A cartographer’s dream
Exploring generative infographics
Exploring Google Gemini’s infographic capabilities using Nano Banana.Based on the series “Designing the Ghost in the Machine,” here’s a little semantic cartography. These “maps” capture the shift from traditional UI (Scenic) to agentic AI (Semantic) by way of co-intelligence (Human Computing).
This is admittedly a little corny, but it’s impressive what Gemini was able to pull out.
Here also is the summary it created. Gemini over-indexed on the ghost metaphor a bit, but it did a good job of summarizing the main themes.
I. The great divide: a paradigm shift
The series centers on a fundamental transition in digital experience, comparing it to the move from Command Line to GUI.
II. The three pillars of human computing
The “semantic territory” is defined by three evolutionary axes:
From commands → context
Old world: Explicit buttons and manual triggers.
New world: Systems that infer intent from behavior and environment.
From fixed → fluid
Old world: Pre-scripted journeys and rigid paths.
New world: Generative, personalized paths that adapt in real-time.
From tools → partnerships
Old world: Reactive execution of tasks.
New world: Collaborative co-intelligence that grows with the user.
III. The terrain of challenges
Moving into the “semantic” requires navigating high-risk zones where the “Ghost” (the AI) meets the “Machine” (the code).
Agency vs. automation: Preventing user dependency; ensuring the human stays in the driver’s seat.
Transparent reasoning: Moving away from “Black Box” AI to “Glass Box” systems that explain why they made a choice.

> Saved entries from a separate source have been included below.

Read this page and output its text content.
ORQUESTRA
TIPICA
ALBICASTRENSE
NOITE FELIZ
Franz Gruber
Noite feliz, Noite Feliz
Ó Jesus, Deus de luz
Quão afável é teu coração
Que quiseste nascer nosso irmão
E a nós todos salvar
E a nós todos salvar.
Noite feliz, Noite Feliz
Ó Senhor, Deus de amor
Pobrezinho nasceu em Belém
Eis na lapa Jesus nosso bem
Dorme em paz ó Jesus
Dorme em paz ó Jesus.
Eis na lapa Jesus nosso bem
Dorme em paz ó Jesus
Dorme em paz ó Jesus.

The experience gap: How to maintain brand “soul” and emotional engagement when interfaces become ephemeral or invisible.
Alignment & ethics: Ensuring the system optimizes for human values, not just binary metrics.
IV. The designer’s new compass
To map this new world, designers must adopt a new set of instruments.

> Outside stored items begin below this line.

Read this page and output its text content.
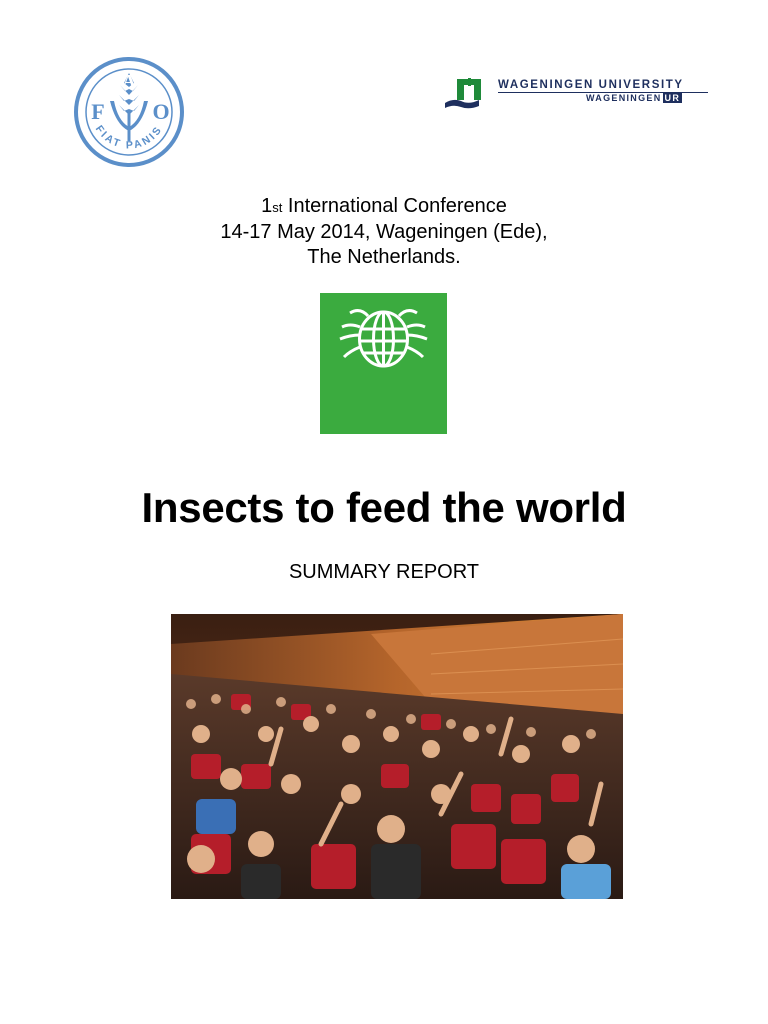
F
A
O
FIAT PANIS
WAGENINGEN UNIVERSITY
WAGENINGEN UR
1st International Conference
14-17 May 2014, Wageningen (Ede),
The Netherlands.
Insects to feed the world
SUMMARY REPORT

Think in systems, not screens: Interaction is distributed across time and devices.
Relationship design: Treat the interface as a thinking companion.

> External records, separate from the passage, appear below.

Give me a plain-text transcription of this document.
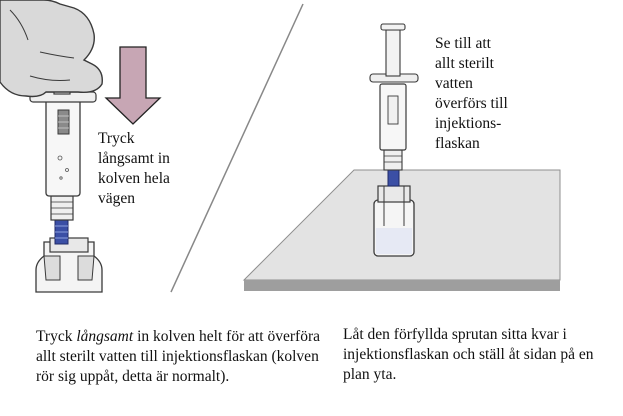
Tryck
långsamt in
kolven hela
vägen
Se till att
allt sterilt
vatten
överförs till
injektions-
flaskan
Tryck långsamt in kolven helt för att överföra allt sterilt vatten till injektionsflaskan (kolven rör sig uppåt, detta är normalt).
Låt den förfyllda sprutan sitta kvar i injektionsflaskan och ställ åt sidan på en plan yta.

Design for ambiguity: Build guardrails for when the system “misunderstands” or faces nuance.
Test for alignment: Don’t just ask “Can they click it?”; ask “Does the machine understand the goal?”
The “ghost” summary
“We are shifting from designing interfaces to orchestrating intent.”
The “Ghost in the Machine” is not a spirit to be feared, but a Semantic Layer—a bridge of meaning that allows technology to finally speak the language of human purpose. The map concludes that the future of design isn’t about what people see, but how systems interpret and respond.







This piece really made me think. Your semantic cartography concept is brilliant, such an insightful way to frame this paradigm shift. I'm especially curious about ensuring the human stays in the drivers seat when systems infer intent. It's a really complex challenge for designers and educators.